As it turned out, Jimmy Brown and I sat on the bench most of the game. Curley Lambeau was the All-Star coach, and Jimmy Brown and I were alternate running backs. Lambeau said we would play in the second quarter. We were supposed to alternate quarters with Barnes and Arnett. But the second quarter came and we didn't get in, and then the half came and we still hadn't been in, and Jimmy and I were fuming.
In the dressing room at half time Lambeau said, "You guys let Barnes and Arnett start again, and I'll put you in after about five minutes." What was I going to say? He was the coach. The third quarter came and went and we still didn't get in, and then in the fourth quarter, when the Giants were kicking the straw out of us, Lambeau finally called me over and said go in and throw the option pass. It was third and 12.
As soon as I went out on the field, the Giant defense started hollering "option" because I was noted for that play. I got the ball and ran the option, and I couldn't even see a receiver for all the Giants in the way. I kept the ball and ran for minus one. I got up and started back to the huddle, and there was Arnett coming in for me.
After that experience I went to the Eagle camp feeling blue. Sonny and Jimmy and I worried plenty whether we'd survive the Eagles' cut. At the time of our last exhibition game on the coast, against the 49ers, I still didn't know. I figured if they cut me out there it would be cheaper than an earlier cut in the East, because the carfare home would be peanuts.

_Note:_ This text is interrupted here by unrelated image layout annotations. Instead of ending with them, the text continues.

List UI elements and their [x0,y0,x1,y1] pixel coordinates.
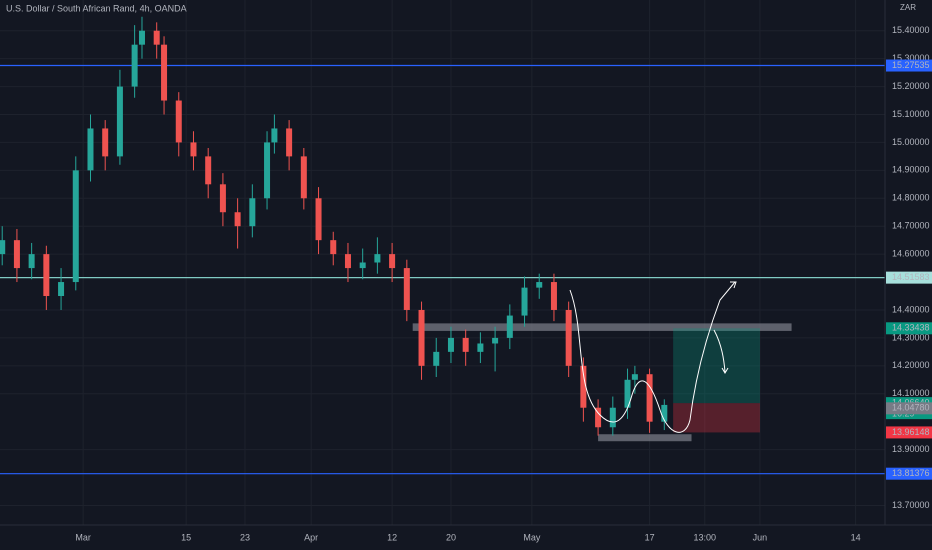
candle-body [72,170,79,283]
candle-body [58,282,65,297]
y-tick-label: 15.10000 [892,109,930,119]
candle-body [264,142,271,199]
price-badge [886,59,932,72]
x-tick-label: May [523,532,541,542]
x-tick-label: 17 [645,532,655,542]
x-tick-label: Jun [753,532,768,542]
x-tick-label: 13:00 [693,532,716,542]
price-badge [886,322,932,335]
y-tick-label: 14.30000 [892,332,930,342]
y-tick-label: 14.40000 [892,304,930,314]
candle-body [624,379,631,408]
y-tick-label: 13.90000 [892,444,930,454]
price-badge-label: 13.96148 [892,427,930,437]
candle-body [646,374,653,422]
chart-title: U.S. Dollar / South African Rand, 4h, OA… [6,3,187,13]
candle-body [403,268,410,310]
x-tick-label: 14 [851,532,861,542]
arrow-head [730,281,737,289]
candle-body [161,44,168,101]
price-badge-label: 14.04780 [892,403,930,413]
candle-body [102,128,109,157]
candle-body [219,184,226,213]
candle-body [418,309,425,366]
price-badge [886,402,932,415]
y-tick-label: 15.00000 [892,137,930,147]
candle-body [492,337,499,344]
candle-body [359,262,366,269]
x-tick-label: 15 [181,532,191,542]
candle-body [271,128,278,143]
currency: ZAR [900,3,916,12]
candle-body [138,30,145,45]
candle-body [13,240,20,269]
candle-body [536,282,543,288]
y-tick-label: 15.20000 [892,81,930,91]
candle-body [28,254,35,269]
candle-body [374,254,381,263]
x-tick-label: 12 [387,532,397,542]
y-tick-label: 14.10000 [892,388,930,398]
candle-body [43,254,50,297]
candle-body [447,337,454,352]
candle-body [205,156,212,185]
candle-body [153,30,160,45]
candle-body [190,142,197,157]
zone [673,403,760,433]
candle-body [661,404,668,422]
y-tick-label: 15.40000 [892,25,930,35]
projection-curve [569,281,736,433]
zone [598,434,692,442]
price-badge-label: 14.51583 [892,272,930,282]
candle-body [631,374,638,380]
candle-body [315,198,322,241]
zone [673,328,760,404]
candle-body [477,343,484,352]
plot [0,16,885,475]
candle-body [433,351,440,366]
y-tick-label: 14.20000 [892,360,930,370]
candle-body [131,44,138,87]
x-tick-label: 23 [240,532,250,542]
arrow-down [713,329,729,374]
candle-body [565,309,572,366]
candle-body [175,100,182,143]
price-badge-label: 13.81376 [892,468,930,478]
zone [412,323,792,331]
y-tick-label: 13.70000 [892,500,930,510]
candle-body [462,337,469,352]
candle-body [300,156,307,199]
candle-body [521,287,528,316]
price-badge [886,271,932,284]
candle-body [286,128,293,157]
price-badge-label: 15.27535 [892,60,930,70]
candle-body [0,240,6,255]
candle-body [330,240,337,255]
candle-body [580,365,587,408]
x-tick-label: Apr [304,532,318,542]
candle-body [249,198,256,227]
candle-body [344,254,351,269]
candle-body [506,315,513,338]
x-tick-label: 20 [446,532,456,542]
price-badge-label: 14.33438 [892,323,930,333]
candle-body [116,86,123,157]
candle-body [87,128,94,171]
y-tick-label: 15.30000 [892,53,930,63]
candle-body [234,212,241,227]
x-tick-label: Mar [75,532,91,542]
candle-body [389,254,396,269]
candle-body [595,407,602,428]
y-tick-label: 14.60000 [892,248,930,258]
y-tick-label: 14.80000 [892,193,930,203]
y-tick-label: 14.90000 [892,165,930,175]
price-badge [886,467,932,480]
candle-body [550,282,557,310]
y-tick-label: 14.70000 [892,221,930,231]
price-badge [886,426,932,439]
candle-body [609,407,616,428]
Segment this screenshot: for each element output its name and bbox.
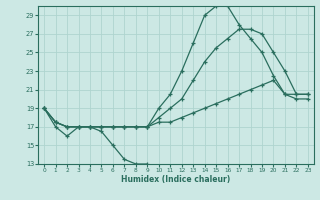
X-axis label: Humidex (Indice chaleur): Humidex (Indice chaleur) <box>121 175 231 184</box>
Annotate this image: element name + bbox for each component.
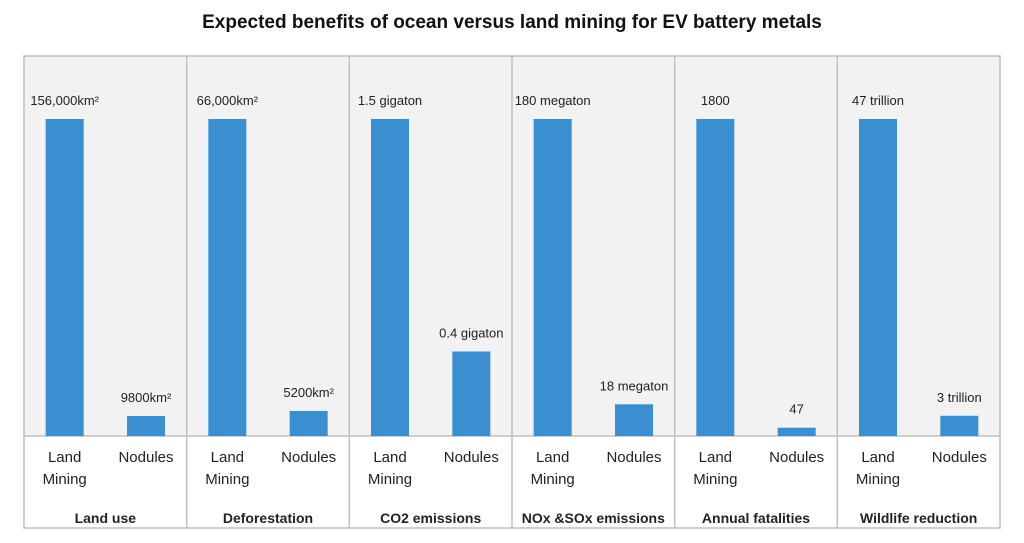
category-label-nodules: Nodules [118, 449, 173, 466]
chart-title: Expected benefits of ocean versus land m… [202, 12, 822, 33]
group-label: CO2 emissions [380, 510, 481, 526]
data-label: 66,000km² [197, 93, 259, 108]
category-label-land-mining: Mining [856, 471, 900, 488]
group-label: Wildlife reduction [860, 510, 977, 526]
category-label-land-mining: Land [536, 449, 569, 466]
category-label-land-mining: Land [48, 449, 81, 466]
category-label-nodules: Nodules [444, 449, 499, 466]
bar-nodules [615, 404, 653, 436]
group-label: Land use [75, 510, 137, 526]
bar-nodules [289, 410, 328, 436]
data-label: 1800 [701, 93, 730, 108]
data-label: 180 megaton [515, 93, 591, 108]
category-label-land-mining: Land [861, 449, 894, 466]
group-label: Annual fatalities [702, 510, 810, 526]
group-label: NOx &SOx emissions [522, 510, 665, 526]
bar-land-mining [371, 119, 409, 436]
group-label: Deforestation [223, 510, 313, 526]
data-label: 1.5 gigaton [358, 93, 422, 108]
data-label: 47 trillion [852, 93, 904, 108]
category-label-land-mining: Mining [531, 471, 575, 488]
category-label-nodules: Nodules [606, 449, 661, 466]
data-label: 0.4 gigaton [439, 325, 503, 340]
bar-nodules [452, 351, 491, 436]
data-label: 3 trillion [937, 390, 982, 405]
category-label-land-mining: Land [699, 449, 732, 466]
category-label-land-mining: Mining [693, 471, 737, 488]
data-label: 156,000km² [30, 93, 99, 108]
category-label-land-mining: Mining [368, 471, 412, 488]
data-label: 18 megaton [600, 378, 669, 393]
bar-nodules [940, 415, 979, 436]
category-label-land-mining: Land [373, 449, 406, 466]
category-label-land-mining: Land [211, 449, 244, 466]
data-label: 47 [789, 402, 803, 417]
bar-land-mining [208, 119, 247, 436]
bar-land-mining [696, 119, 735, 436]
data-label: 5200km² [283, 385, 334, 400]
data-label: 9800km² [121, 390, 172, 405]
category-label-land-mining: Mining [43, 471, 87, 488]
category-label-nodules: Nodules [932, 449, 987, 466]
category-label-nodules: Nodules [281, 449, 336, 466]
category-label-nodules: Nodules [769, 449, 824, 466]
bar-land-mining [533, 119, 572, 436]
bar-land-mining [45, 119, 84, 436]
bar-nodules [777, 427, 816, 436]
bar-land-mining [859, 119, 897, 436]
category-label-land-mining: Mining [205, 471, 249, 488]
bar-nodules [127, 416, 165, 436]
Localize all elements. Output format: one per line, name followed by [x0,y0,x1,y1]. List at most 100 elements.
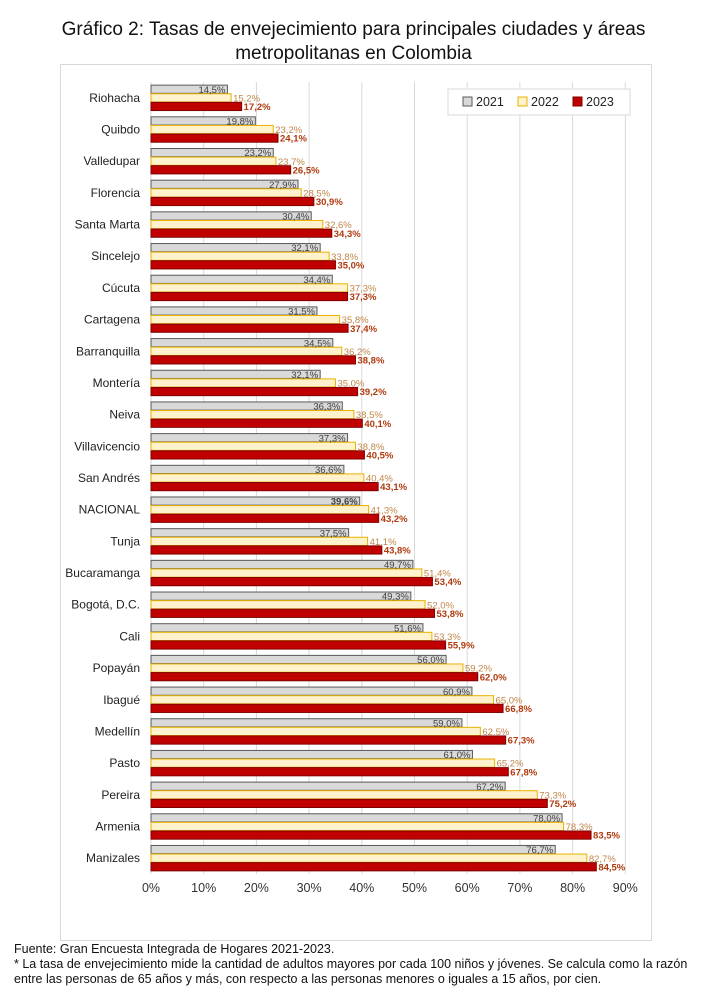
bar-2023 [150,450,365,460]
data-label-2021: 32,1% [291,243,318,254]
category-label: Tunja [110,534,140,548]
data-label-2023: 30,9% [316,197,343,208]
data-label-2023: 37,3% [350,292,377,303]
category-label: Florencia [91,186,141,200]
category-label: Cali [119,629,140,643]
bar-2022 [150,124,274,135]
data-label-2021: 36,3% [313,402,340,413]
bar-2022 [150,663,464,673]
data-label-2022: 73,3% [539,790,566,801]
data-label-2021: 34,4% [303,275,330,286]
bar-chart: 14,5%15,2%17,2%19,8%23,2%24,1%23,2%23,7%… [65,82,638,895]
bar-2023 [150,672,479,682]
data-label-2022: 33,8% [331,252,358,263]
data-label-2023: 67,8% [510,767,537,778]
data-label-2023: 84,5% [598,862,625,873]
data-label-2021: 76,7% [526,845,553,856]
bar-2021 [150,781,506,791]
bar-2023 [150,608,436,618]
data-label-2021: 27,9% [269,180,296,191]
data-label-2022: 41,3% [371,505,398,516]
data-label-2023: 35,0% [337,260,364,271]
data-label-2022: 53,3% [434,632,461,643]
data-label-2022: 28,5% [303,188,330,199]
category-label: Manizales [86,851,140,865]
data-label-2022: 65,2% [497,759,524,770]
data-label-2022: 36,2% [344,347,371,358]
data-label-2022: 51,4% [424,569,451,580]
bar-2023 [150,133,279,143]
data-label-2021: 23,2% [244,148,271,159]
category-label: Pasto [109,756,140,770]
data-label-2023: 67,3% [508,736,535,747]
data-label-2021: 39,6% [331,497,358,508]
x-tick-label: 70% [507,881,532,895]
bar-2021 [150,623,424,633]
data-label-2023: 39,2% [360,387,387,398]
data-label-2022: 62,5% [482,727,509,738]
data-label-2023: 83,5% [593,831,620,842]
data-label-2021: 49,7% [384,560,411,571]
x-tick-label: 30% [297,881,322,895]
data-label-2022: 38,8% [357,442,384,453]
data-label-2022: 52,0% [427,600,454,611]
category-label: Santa Marta [75,218,141,232]
data-label-2021: 30,4% [282,212,309,223]
category-label: Quibdo [101,123,140,137]
bar-2023 [150,513,380,523]
category-label: Montería [93,376,141,390]
bar-2023 [150,640,447,650]
x-tick-label: 90% [613,881,638,895]
data-label-2022: 37,3% [350,284,377,295]
legend-box [447,88,631,116]
bar-2023 [150,862,597,872]
category-label: Armenia [95,819,140,833]
category-label: Ibagué [103,693,140,707]
data-label-2022: 82,7% [589,854,616,865]
data-labels: 14,5%15,2%17,2%19,8%23,2%24,1%23,2%23,7%… [198,85,625,874]
legend-swatch-2022 [517,96,528,107]
data-label-2023: 53,8% [437,609,464,620]
legend-label-2021: 2021 [476,95,504,109]
bar-2023 [150,482,379,492]
bar-2022 [150,821,565,832]
data-label-2021: 37,5% [320,528,347,539]
data-label-2022: 32,6% [325,220,352,231]
data-label-2021: 34,5% [304,338,331,349]
x-tick-label: 20% [244,881,269,895]
data-label-2021: 56,0% [417,655,444,666]
legend-swatch-2021 [462,96,473,107]
data-label-2021: 59,0% [433,718,460,729]
bar-2023 [150,735,507,745]
bar-2021 [150,749,473,760]
x-tick-label: 60% [455,881,480,895]
data-label-2021: 32,1% [291,370,318,381]
bar-2021 [150,686,473,696]
data-label-2023: 75,2% [549,799,576,810]
x-tick-label: 10% [191,881,216,895]
legend: 2021 2022 2023 [447,88,631,116]
data-label-2022: 35,0% [337,379,364,390]
category-label: San Andrés [78,471,140,485]
data-label-2022: 40,4% [366,474,393,485]
data-label-2021: 61,0% [444,750,471,761]
bar-2021 [150,813,563,823]
data-label-2023: 66,8% [505,704,532,715]
data-label-2022: 65,0% [496,695,523,706]
data-label-2023: 38,8% [357,355,384,366]
bar-2022 [150,726,481,737]
bar-2023 [150,830,592,840]
category-label: Valledupar [84,154,140,168]
category-label: Pereira [101,788,140,802]
data-label-2023: 53,4% [434,577,461,588]
data-label-2021: 19,8% [226,117,253,128]
category-label: NACIONAL [79,503,141,517]
bar-2023 [150,703,504,713]
bar-2023 [150,101,243,112]
data-label-2023: 34,3% [334,229,361,240]
data-label-2023: 62,0% [480,672,507,683]
bar-2022 [150,853,588,863]
data-label-2021: 49,3% [382,592,409,603]
data-label-2023: 40,1% [364,419,391,430]
bar-2023 [150,386,359,397]
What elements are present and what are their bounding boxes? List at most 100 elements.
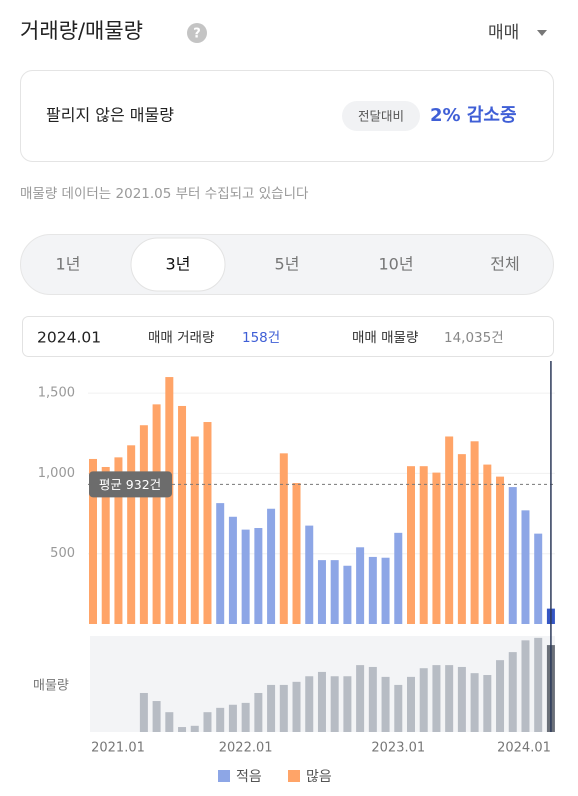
listing-bar bbox=[279, 684, 288, 732]
bar bbox=[534, 533, 543, 624]
title: 거래량/매물량 bbox=[20, 19, 143, 43]
tab[interactable]: 1년 bbox=[56, 255, 81, 274]
bar bbox=[114, 457, 123, 624]
listing-bar bbox=[241, 702, 250, 732]
bar bbox=[101, 466, 110, 624]
listing-bar bbox=[356, 665, 365, 732]
bar bbox=[394, 532, 403, 624]
listing-bar bbox=[139, 692, 148, 732]
listing-bar bbox=[368, 666, 377, 732]
bar bbox=[178, 405, 187, 624]
info-date: 2024.01 bbox=[37, 329, 101, 347]
note: 매물량 데이터는 2021.05 부터 수집되고 있습니다 bbox=[20, 186, 309, 202]
listing-bar bbox=[508, 652, 517, 732]
bar bbox=[292, 483, 301, 624]
listing-bar bbox=[394, 684, 403, 732]
listing-bar bbox=[330, 676, 339, 732]
listing-bar bbox=[343, 676, 352, 732]
bar bbox=[127, 445, 136, 624]
bar bbox=[241, 529, 250, 624]
listing-bar bbox=[470, 673, 479, 732]
summary-label: 팔리지 않은 매물량 bbox=[46, 106, 174, 125]
listing-bar bbox=[457, 666, 466, 732]
listing-bar bbox=[254, 692, 263, 732]
bar bbox=[190, 436, 199, 624]
badge-text: 전달대비 bbox=[358, 109, 404, 124]
listing-bar bbox=[496, 660, 505, 732]
bar bbox=[521, 510, 530, 624]
legend-swatch bbox=[288, 770, 300, 782]
bar bbox=[419, 466, 428, 624]
badge bbox=[342, 101, 420, 131]
listing-label: 매물량 bbox=[33, 679, 69, 694]
bar bbox=[279, 453, 288, 624]
listing-bar bbox=[305, 676, 314, 732]
help-icon[interactable] bbox=[187, 23, 207, 43]
info-listing-label: 매매 매물량 bbox=[352, 330, 418, 346]
listing-bar bbox=[292, 681, 301, 732]
bar bbox=[317, 560, 326, 624]
bar bbox=[228, 516, 237, 624]
bar bbox=[165, 377, 174, 624]
listing-bar bbox=[521, 640, 530, 732]
y-tick-label: 1,500 bbox=[38, 386, 75, 401]
x-tick-label: 2022.01 bbox=[219, 741, 273, 756]
listing-bar bbox=[216, 707, 225, 732]
dropdown-arrow bbox=[537, 30, 547, 36]
bar bbox=[267, 508, 276, 624]
bar bbox=[305, 525, 314, 624]
average-label: 평균 932건 bbox=[99, 477, 161, 492]
bar bbox=[368, 556, 377, 624]
bar bbox=[343, 565, 352, 624]
bar bbox=[496, 476, 505, 624]
bar bbox=[432, 472, 441, 624]
x-tick-label: 2021.01 bbox=[91, 741, 145, 756]
listing-bar bbox=[534, 637, 543, 732]
legend-label: 적음 bbox=[236, 769, 262, 785]
bar bbox=[216, 503, 225, 624]
bar bbox=[356, 547, 365, 624]
x-tick-label: 2023.01 bbox=[371, 741, 425, 756]
bar bbox=[139, 425, 148, 624]
bar bbox=[330, 560, 339, 624]
listing-bar bbox=[419, 668, 428, 732]
listing-bar bbox=[165, 712, 174, 732]
info-volume: 158건 bbox=[242, 330, 280, 346]
bar bbox=[407, 466, 415, 624]
listing-bar bbox=[483, 675, 492, 732]
tab[interactable]: 10년 bbox=[378, 255, 413, 274]
tab[interactable]: 3년 bbox=[166, 255, 191, 274]
y-tick-label: 500 bbox=[50, 546, 75, 561]
tab-selected bbox=[130, 237, 226, 292]
listing-bar bbox=[317, 671, 326, 732]
listing-bar bbox=[190, 725, 199, 732]
info-volume-label: 매매 거래량 bbox=[148, 330, 214, 346]
summary-change: 2% 감소중 bbox=[430, 105, 517, 126]
listing-bar bbox=[432, 665, 441, 732]
summary-card bbox=[20, 70, 554, 162]
legend-label: 많음 bbox=[306, 769, 332, 785]
listing-bar bbox=[228, 704, 237, 732]
dropdown[interactable]: 매매 bbox=[488, 23, 519, 43]
legend-swatch bbox=[218, 770, 230, 782]
listing-bar bbox=[178, 727, 187, 732]
y-tick-label: 1,000 bbox=[38, 466, 75, 481]
bar bbox=[508, 487, 517, 624]
bar bbox=[89, 458, 97, 624]
bar bbox=[152, 404, 161, 624]
average-badge bbox=[89, 471, 172, 498]
tab[interactable]: 전체 bbox=[490, 255, 519, 274]
help-text: ? bbox=[193, 27, 201, 42]
info-box bbox=[22, 316, 554, 357]
tab[interactable]: 5년 bbox=[275, 255, 300, 274]
listing-bar bbox=[381, 676, 390, 732]
bar bbox=[483, 464, 492, 624]
bar bbox=[445, 436, 454, 624]
bar bbox=[457, 454, 466, 624]
listing-bar bbox=[407, 676, 415, 732]
info-listing: 14,035건 bbox=[444, 330, 504, 346]
listing-bar bbox=[267, 684, 276, 732]
bar bbox=[381, 557, 390, 624]
listing-bar bbox=[445, 665, 454, 732]
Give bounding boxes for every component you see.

But I made it—and then spent the first eight league games on the bench. In the ninth, Coach Hugh Devore sent me in as a flanker. "This is it," I thought. "I either show something here or screw the whole thing up."
I was fortunate. We were playing Washington, and the defensive halfback covering me was Joe Walton. They had switched him from end to defensive back—why I'll never know, because Joe just isn't that fast. He is doing real great at end now for the Giants.
Jurgensen was our quarterback. He started out throwing to Bobby Walston on the other flank. Then he asked me, "Can you get deep on Walton?" I said, "I'll try."
Walton was playing me back about 14 yards, which gave me a big advantage on short passes. He had to play back there to have some chance on the deep ones. Well, I got behind him. Just as Sonny threw, someone hit his arm and the pass was short. Walton stopped running with me and stood waiting to intercept. I went back and circled around Walton, jumped up in front of him and caught the ball. When I came down Walton was off balance. I took off for the end zone and made the touchdown. In the same game Sonny hit me in the pocket between the zones of the Redskins' defense, and I scored another touchdown.
The sportswriters asked me afterward why I hadn't let anybody know that I could catch the football. I said, "I can't. At least I can't run patterns the way they should be run. I still have to learn how."
The skills you learn in college aren't necessarily useful in pro ball. Jimmy Harris was a terrific split T quarterback at Oklahoma. He could run the option real well. But the Eagles played Sonny because Sonny had the arm and Jimmy didn't; what the pros want is the arm. Harris became a defensive back. When it comes to throwing, there isn't an arm in the business as strong as Sonny's, except maybe Johnny Unitas'—and, when he was playing, Norm Van Brocklin's.